Nobody in the tank except snails will eat zucchini but I could try the sweet potato. Carrot certainly wasn't a hit! Neither is green bean
I might try and put the lights on longer. I currently have them for 4 hours a day because otherwise I get black algae on the anubias.
Very little algae on the glass. Both plecos are plump!
maybe it is the clown that is eating it?
would it be the snails?
Even the stems of the anubias has been eaten in half and leaves are having bites taken out of them.


----------



## BettaGuy (May 6, 2012)

Depends what kind of snail


----------



## mousey (Jan 18, 2005)

Gonna have to rethink who is eating the plants.
This morning the vals had been ripped out of the jar I had put them in so am thinking that it is something that does not mind going into a container head first and then can get back out easily.
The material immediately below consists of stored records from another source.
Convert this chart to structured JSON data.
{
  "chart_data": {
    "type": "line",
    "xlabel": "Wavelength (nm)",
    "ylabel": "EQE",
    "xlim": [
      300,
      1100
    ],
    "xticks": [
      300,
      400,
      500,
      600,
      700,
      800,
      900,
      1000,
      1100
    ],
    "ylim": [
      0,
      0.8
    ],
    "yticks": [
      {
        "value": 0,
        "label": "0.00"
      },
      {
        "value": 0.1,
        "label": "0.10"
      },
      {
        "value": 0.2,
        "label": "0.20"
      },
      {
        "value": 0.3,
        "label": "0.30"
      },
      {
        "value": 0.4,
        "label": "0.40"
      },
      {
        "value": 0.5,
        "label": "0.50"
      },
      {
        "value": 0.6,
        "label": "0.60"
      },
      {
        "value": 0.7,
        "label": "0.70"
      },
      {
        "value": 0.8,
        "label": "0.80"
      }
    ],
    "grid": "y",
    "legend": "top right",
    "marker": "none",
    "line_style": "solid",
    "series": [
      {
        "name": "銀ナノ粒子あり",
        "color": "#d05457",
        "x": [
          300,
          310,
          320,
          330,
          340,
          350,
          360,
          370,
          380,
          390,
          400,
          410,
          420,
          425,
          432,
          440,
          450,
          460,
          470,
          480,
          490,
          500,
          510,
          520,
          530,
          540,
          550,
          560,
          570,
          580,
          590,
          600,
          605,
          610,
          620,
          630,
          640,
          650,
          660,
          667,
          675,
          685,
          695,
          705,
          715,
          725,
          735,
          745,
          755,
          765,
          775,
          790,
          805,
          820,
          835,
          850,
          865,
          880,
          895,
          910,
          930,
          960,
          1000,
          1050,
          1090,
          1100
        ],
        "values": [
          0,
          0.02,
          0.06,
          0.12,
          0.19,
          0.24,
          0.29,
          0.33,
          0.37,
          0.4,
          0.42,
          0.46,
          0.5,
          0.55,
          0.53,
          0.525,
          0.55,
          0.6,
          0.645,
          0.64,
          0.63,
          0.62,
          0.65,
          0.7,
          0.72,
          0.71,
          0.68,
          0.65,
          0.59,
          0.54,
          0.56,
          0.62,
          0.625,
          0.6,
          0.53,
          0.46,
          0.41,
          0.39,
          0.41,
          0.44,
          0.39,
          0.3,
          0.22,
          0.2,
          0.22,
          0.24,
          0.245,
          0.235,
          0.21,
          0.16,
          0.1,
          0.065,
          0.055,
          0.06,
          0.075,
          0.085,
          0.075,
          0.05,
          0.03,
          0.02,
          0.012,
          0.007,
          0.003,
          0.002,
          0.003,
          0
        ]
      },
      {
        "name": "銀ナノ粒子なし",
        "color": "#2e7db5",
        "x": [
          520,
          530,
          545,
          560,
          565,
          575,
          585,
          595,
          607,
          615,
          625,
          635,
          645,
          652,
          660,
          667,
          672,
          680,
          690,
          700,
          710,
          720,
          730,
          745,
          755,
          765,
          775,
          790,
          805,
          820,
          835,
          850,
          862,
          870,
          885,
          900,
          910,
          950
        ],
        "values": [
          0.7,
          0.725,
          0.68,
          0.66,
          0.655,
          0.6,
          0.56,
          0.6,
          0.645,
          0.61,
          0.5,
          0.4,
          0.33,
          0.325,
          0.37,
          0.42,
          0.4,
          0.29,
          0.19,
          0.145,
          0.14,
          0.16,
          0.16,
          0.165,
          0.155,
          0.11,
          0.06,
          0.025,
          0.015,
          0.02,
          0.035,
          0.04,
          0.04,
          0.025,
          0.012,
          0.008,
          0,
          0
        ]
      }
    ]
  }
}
I wonder if the pleco could do that?
Jar is 3 inches in diameter.
Anyway the jar with the eaten down plants is now in the windowsill along with my orchids to see if they will recover but really they are down to 1 inch!
I have tetras in there as well as danios and I can't see them munching.
What about the upside down cat fish?
Rainbow?


----------



## lohachata (Jan 27, 2006)

catfish have barbels for a reason..to help find food..they will certainly dig around to get at it.
and tetras will often eat plants..some more aggressively then others.


----------